I'm toying with writing a C standard library in Rust by porting musl-libc over function-by-function. The work is in progress at https://github.com/anp/rusl.
Let's say that one is hypothetically crazy enough to rewrite part or all of a C project into Rust. Every time a new vulnerability in a C-based program or library hits Hacker News, there are a bunch of calls to just rewrite the world in Rust, but even given unlimited resources, is it actually a reasonable thing to do? How well can Rust actually replace C in C's native domains? What are best practices for managing the risks inherent in a project like that (injecting new bugs/vulnerabilities, missing important edge case functionality, etc.)?
I don't really know good answers to these questions, but I have been tinkering with this project recently and I thought it was time to put down some of my thoughts about the advantages and pitfalls of a C-to-Rust rewrite project.

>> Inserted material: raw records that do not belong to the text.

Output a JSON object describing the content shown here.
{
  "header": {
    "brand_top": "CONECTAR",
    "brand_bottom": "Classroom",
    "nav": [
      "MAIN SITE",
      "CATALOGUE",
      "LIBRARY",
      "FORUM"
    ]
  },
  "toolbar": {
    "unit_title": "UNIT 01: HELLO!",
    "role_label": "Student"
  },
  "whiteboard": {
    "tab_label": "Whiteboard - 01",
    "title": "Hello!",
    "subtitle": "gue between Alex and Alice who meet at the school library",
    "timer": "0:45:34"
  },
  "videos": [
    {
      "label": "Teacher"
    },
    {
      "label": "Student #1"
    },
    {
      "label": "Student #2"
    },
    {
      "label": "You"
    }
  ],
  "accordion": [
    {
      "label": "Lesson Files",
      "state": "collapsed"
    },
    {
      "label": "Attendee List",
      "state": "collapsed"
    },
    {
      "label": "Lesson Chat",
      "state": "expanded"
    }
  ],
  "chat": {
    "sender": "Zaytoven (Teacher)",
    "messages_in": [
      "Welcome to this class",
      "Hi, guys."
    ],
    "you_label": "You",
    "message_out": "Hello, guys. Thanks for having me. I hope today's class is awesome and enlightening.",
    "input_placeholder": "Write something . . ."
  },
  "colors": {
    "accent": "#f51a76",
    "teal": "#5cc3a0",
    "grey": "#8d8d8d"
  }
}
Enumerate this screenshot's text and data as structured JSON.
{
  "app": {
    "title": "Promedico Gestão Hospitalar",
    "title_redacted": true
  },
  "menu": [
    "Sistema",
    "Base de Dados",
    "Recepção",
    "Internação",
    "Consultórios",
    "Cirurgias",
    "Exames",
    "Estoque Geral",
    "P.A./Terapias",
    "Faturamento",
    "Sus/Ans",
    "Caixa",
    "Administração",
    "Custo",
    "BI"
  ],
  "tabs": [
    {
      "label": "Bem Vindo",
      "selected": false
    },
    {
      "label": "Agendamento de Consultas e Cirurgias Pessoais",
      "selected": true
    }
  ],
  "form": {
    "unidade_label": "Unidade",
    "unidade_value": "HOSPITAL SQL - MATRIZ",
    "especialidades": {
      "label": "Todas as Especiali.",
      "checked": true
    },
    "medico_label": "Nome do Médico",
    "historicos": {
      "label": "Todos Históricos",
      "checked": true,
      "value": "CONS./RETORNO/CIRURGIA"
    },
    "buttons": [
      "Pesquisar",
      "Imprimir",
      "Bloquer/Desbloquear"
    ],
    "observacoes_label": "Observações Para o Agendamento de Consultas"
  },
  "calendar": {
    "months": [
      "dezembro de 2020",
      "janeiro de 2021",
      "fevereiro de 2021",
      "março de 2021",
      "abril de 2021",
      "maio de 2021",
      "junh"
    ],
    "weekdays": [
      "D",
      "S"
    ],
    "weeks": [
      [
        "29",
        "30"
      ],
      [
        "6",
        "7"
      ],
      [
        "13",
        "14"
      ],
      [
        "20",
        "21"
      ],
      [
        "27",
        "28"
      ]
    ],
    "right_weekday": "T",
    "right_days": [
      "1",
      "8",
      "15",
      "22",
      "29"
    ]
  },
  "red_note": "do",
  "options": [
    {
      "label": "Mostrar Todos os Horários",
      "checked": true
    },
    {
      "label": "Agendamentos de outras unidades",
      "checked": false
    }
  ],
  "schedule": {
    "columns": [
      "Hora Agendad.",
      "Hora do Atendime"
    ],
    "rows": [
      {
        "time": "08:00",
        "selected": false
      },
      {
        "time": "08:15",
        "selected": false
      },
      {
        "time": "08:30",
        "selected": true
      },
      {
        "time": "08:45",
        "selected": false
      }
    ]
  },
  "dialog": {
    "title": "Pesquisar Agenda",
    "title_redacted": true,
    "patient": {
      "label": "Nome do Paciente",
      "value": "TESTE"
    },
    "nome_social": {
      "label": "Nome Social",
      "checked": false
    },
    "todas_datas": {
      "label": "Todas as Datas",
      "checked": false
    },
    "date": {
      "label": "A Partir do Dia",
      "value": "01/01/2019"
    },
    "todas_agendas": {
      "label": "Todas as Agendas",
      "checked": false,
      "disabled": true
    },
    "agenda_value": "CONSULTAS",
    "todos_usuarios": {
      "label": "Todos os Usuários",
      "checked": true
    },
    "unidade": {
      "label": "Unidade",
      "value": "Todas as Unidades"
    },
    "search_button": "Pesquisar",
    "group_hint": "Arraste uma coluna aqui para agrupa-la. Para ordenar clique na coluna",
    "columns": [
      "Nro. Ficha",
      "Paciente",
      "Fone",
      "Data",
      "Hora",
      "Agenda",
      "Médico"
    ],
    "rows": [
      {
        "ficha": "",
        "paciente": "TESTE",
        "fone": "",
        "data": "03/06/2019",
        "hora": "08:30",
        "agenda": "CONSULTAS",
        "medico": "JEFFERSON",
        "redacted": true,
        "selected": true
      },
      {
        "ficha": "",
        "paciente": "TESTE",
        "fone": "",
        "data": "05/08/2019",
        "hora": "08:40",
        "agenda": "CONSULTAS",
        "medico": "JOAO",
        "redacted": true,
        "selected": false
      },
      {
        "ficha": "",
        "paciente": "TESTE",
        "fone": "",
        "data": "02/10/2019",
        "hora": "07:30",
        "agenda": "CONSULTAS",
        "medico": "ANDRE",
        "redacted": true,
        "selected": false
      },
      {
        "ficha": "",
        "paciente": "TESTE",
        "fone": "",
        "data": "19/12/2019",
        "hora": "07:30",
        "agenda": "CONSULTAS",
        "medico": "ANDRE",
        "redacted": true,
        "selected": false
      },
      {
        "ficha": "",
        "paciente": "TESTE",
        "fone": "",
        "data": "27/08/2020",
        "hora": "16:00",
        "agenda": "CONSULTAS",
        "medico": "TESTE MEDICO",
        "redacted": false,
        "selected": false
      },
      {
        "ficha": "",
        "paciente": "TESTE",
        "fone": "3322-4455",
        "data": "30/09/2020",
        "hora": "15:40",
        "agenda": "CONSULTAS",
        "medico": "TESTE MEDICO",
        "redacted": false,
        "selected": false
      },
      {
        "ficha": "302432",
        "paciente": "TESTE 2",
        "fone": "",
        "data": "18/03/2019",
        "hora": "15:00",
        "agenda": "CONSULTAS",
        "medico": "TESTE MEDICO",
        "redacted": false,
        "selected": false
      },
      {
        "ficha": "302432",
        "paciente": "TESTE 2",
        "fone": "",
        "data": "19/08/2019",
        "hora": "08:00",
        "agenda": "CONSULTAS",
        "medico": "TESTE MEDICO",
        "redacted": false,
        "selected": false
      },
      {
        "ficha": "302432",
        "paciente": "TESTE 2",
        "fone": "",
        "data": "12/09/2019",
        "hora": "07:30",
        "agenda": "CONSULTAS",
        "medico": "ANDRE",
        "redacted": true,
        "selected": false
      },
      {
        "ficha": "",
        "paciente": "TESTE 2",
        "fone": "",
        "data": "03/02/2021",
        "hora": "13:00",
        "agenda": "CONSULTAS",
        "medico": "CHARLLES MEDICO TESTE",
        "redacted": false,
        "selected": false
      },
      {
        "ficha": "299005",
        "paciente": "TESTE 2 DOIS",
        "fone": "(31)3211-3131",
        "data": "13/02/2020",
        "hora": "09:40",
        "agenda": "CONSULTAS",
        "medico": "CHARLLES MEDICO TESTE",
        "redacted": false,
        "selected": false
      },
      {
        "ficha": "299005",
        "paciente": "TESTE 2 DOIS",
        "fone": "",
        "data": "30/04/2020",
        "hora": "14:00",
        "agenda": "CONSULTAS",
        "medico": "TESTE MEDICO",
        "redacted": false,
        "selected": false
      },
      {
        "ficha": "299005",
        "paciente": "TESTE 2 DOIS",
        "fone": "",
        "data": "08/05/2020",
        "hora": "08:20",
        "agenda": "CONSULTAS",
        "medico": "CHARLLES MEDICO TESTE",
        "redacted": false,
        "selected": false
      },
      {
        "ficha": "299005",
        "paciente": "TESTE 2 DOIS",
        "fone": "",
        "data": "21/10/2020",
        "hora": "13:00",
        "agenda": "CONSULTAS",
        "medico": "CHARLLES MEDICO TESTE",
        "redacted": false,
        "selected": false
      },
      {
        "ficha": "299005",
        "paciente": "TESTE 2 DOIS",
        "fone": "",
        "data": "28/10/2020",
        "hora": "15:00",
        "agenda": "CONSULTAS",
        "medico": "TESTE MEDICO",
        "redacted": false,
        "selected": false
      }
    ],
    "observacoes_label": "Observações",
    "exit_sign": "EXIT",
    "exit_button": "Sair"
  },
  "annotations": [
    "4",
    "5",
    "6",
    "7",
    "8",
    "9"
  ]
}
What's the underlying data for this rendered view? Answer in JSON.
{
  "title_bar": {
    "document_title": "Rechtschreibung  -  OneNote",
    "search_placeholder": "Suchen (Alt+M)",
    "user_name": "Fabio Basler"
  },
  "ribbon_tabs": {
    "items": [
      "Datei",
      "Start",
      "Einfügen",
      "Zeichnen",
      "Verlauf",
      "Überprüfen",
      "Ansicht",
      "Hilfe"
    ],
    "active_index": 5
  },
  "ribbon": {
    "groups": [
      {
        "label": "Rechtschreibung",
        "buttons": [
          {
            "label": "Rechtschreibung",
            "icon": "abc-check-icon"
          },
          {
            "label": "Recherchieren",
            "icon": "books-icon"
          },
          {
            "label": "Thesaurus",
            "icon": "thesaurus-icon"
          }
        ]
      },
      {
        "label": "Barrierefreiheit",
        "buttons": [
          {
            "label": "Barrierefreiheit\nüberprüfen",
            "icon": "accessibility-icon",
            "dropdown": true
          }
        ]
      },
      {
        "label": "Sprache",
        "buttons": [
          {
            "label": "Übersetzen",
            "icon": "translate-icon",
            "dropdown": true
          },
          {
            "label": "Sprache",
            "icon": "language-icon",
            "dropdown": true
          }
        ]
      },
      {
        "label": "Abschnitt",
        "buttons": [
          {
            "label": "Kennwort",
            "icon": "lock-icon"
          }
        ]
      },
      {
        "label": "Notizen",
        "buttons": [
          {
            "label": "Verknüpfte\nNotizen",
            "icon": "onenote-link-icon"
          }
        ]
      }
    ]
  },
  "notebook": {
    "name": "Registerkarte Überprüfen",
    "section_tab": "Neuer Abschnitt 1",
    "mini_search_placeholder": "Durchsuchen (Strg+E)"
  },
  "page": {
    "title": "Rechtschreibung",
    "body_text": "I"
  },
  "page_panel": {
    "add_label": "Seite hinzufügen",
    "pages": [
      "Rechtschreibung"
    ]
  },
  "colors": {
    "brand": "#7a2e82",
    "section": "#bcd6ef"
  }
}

Also, I recently read these great talk slides and thought it was about time to write about the somewhat-related stuff I've been toying with.
Ok, ok. So I'm a pretty verbose guy, I get it. If you're actually interested, I encourage you to stick around, but if not here are some examples of C -> Rust ports. You can definitely look at the commits on the repo, where I've tried hard and occasionally succeeded for each new function and its previous C code to be side-by-side. Here are a few examples. And here's a random one which I am not in particular attached to.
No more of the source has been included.